Prime Minister Julia Gillard attacked her opponents in the Liberal Party after a newspaper reported Thursday that they had advised New South Wales state Police Commissioner Andrew Scipione last week of a dossier of evidence they had against government lawmaker Craig Thomson.
Lawmakers in Gillard's Labor Party accused New South Wales Police Minister Mike Gallacher, a Liberal lawmaker whom Scipione answers to, of tarnishing the police image of impartiality by personally telephoning the police commissioner about such a politically sensitive case.
"I am deeply concerned about what's reported in The Sydney Morning Herald," Gillard told reporters. "Our system of democracy, our system of government relies on the fact that office bearers like police commissioners independently of political processes exercise their best judgment."
Federal Attorney General Robert McClelland said New South Wales police guidelines call for officers to work impartially and without regard for possible political advantage.
"It is quite irresponsible for any politician to take a course of action that has the potential to tarnish the public's perception of that complete impartiality," McClelland told Parliament.
"Any member of the public can refer to police officers an issue of concern in respect to potential breach of the law, but to take action that purports to induce them is crossing the line," he said.
On Tuesday, Scipione announced that the police fraud squad was investigating Thomson on the basis of evidence that Liberal Sen. George Brandis faxed to the police commissioner on Monday. Thomson has denied any wrongdoing.
The dossier supported allegations _ first made public by The Sydney Morning Herald in 2009 but never acted upon by police _ that Thomson misused his Health Services Union credit card to pay thousands of dollars to a Sydney brothel in 2005 and 2007 while he was the union boss.
Police involvement surprised some observers because the alleged victim _ Thomson's former union, which is aligned with Labor _ did not refer the matter to police until Wednesday.
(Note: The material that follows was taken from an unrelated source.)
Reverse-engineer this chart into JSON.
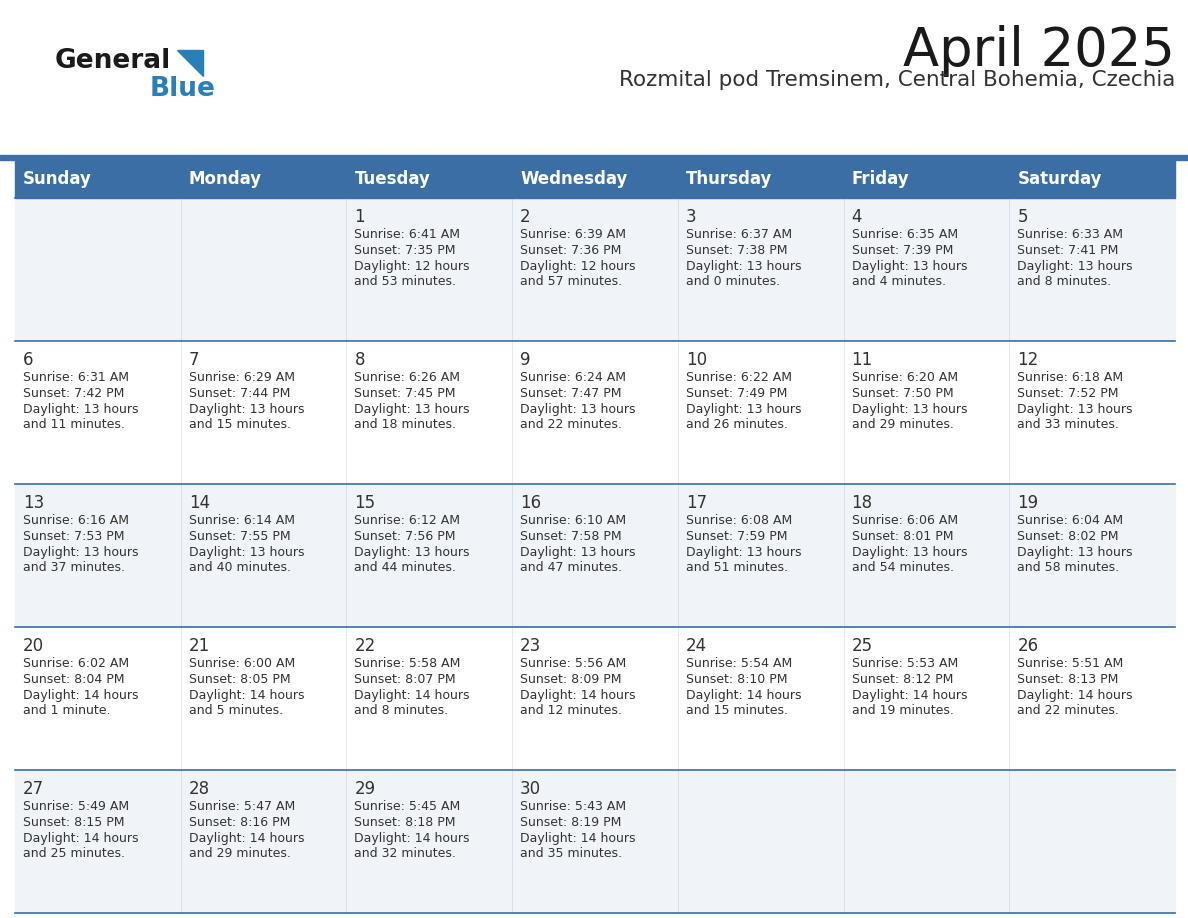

The union had commissioned its own audit that found Thomson may have misused more than 100,000 Australian dollars in union funds.
A conviction for theft or fraud would force Thomson to quit Parliament and cost Gillard's year-old government its single-seat majority.
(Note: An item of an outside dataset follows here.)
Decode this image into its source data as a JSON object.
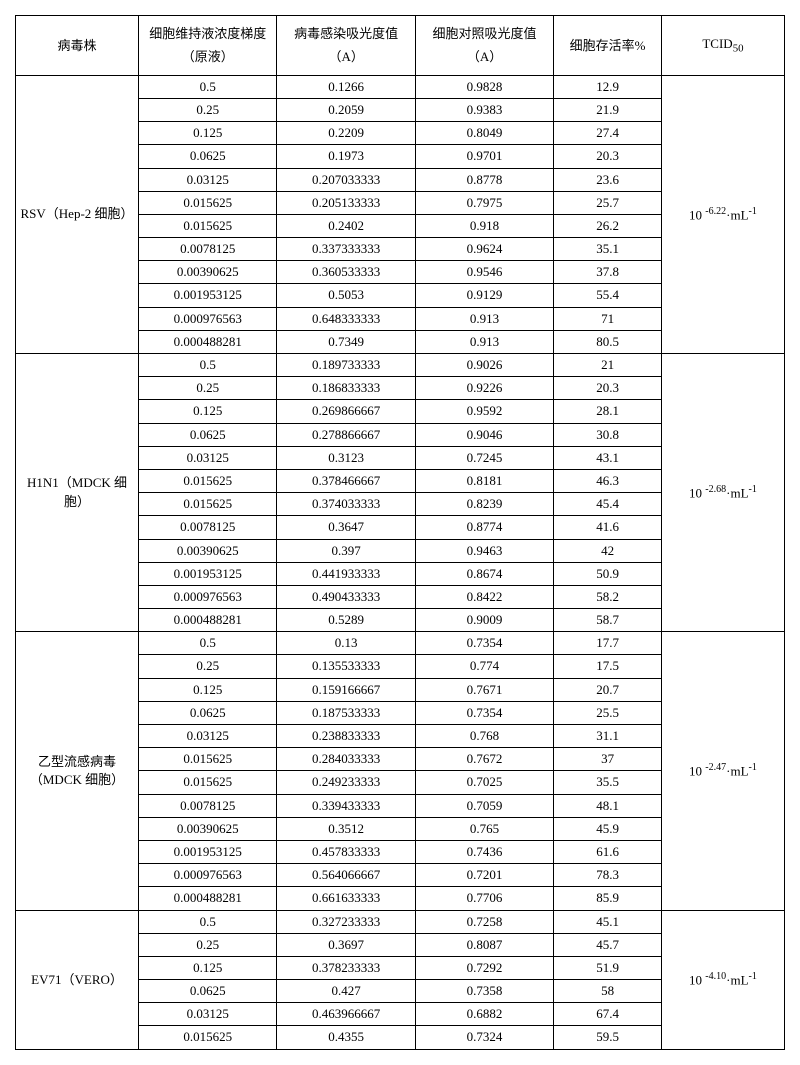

With opinion polls showing the government has become deeply unpopular, observers agree that the Labor Party would have little hope of retaining Thomson's seat in a by-election.
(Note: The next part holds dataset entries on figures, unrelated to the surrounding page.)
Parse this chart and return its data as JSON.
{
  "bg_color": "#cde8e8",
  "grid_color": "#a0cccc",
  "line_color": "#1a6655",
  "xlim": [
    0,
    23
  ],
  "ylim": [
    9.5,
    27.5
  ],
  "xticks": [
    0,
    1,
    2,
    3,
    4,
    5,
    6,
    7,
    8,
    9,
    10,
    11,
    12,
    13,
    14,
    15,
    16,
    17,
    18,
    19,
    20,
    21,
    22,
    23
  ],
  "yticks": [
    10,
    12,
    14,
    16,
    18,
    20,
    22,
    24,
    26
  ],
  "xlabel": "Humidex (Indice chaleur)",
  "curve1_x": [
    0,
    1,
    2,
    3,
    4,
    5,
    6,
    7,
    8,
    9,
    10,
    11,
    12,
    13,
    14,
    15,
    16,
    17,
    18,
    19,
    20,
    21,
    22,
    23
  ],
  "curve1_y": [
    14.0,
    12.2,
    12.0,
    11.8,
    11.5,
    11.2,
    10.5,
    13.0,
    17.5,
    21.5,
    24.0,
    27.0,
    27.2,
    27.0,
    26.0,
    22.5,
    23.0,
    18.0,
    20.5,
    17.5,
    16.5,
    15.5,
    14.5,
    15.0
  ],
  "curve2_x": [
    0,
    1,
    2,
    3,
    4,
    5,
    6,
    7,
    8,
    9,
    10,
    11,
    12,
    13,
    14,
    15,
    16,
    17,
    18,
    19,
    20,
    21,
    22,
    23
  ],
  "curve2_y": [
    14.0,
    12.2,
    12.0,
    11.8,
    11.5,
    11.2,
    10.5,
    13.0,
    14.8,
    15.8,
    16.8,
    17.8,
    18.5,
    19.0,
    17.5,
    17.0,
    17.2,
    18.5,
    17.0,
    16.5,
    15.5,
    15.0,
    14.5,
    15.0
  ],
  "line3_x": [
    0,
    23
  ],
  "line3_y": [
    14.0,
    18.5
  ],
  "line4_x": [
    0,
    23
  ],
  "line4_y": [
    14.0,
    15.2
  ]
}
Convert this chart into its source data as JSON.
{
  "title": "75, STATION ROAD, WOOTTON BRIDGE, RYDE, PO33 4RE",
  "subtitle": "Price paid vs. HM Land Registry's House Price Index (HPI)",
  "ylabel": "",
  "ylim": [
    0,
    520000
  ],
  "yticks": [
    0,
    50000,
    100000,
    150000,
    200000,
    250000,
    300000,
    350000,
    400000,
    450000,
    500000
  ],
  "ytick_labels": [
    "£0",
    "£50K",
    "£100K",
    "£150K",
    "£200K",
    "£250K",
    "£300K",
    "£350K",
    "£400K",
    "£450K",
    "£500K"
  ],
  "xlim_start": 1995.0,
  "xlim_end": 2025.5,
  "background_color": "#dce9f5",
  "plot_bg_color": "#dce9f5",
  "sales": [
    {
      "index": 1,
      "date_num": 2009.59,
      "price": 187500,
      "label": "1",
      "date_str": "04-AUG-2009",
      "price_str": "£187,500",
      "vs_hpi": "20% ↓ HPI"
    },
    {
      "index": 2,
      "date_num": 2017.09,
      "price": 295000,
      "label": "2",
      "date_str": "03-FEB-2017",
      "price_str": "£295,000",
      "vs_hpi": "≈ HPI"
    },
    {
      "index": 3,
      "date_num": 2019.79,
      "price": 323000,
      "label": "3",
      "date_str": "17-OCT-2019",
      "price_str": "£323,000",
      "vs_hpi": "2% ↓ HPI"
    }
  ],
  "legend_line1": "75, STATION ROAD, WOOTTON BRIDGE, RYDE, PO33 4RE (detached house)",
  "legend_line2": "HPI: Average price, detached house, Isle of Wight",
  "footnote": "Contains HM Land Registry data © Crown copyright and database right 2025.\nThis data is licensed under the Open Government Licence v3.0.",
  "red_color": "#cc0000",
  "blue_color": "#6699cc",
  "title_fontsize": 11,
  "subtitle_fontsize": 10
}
Brandis, a trained lawyer who is leading the opposition's attack on the government over the scandal, confirmed Thursday that he phoned Gallacher last week about the Thomson allegations.
Brandis said in a statement that he phoned Gallacher on Friday "as a matter of courtesy" to advise him that he intended to send the Thomson dossier to police. Gallacher phoned back Saturday to say that he had told Scipione that Scipione "would be hearing from me," Brandis said.
Gallacher said in a statement that he spoke to Scipione "out of courtesy in this matter."
Scipione's office would not immediately comment Thursday.
New South Wales Labor leader John Robertson said Gallacher should have known it was inappropriate to notify Scipione of Brandis' intentions.
"Mike Gallacher is a former police officer. He of all people as minister for police should know better," Robertson told reporters.
Gillard repeated Thursday that she had confidence in Thomson and that he is entitled to the presumption of innocence while the investigation continues.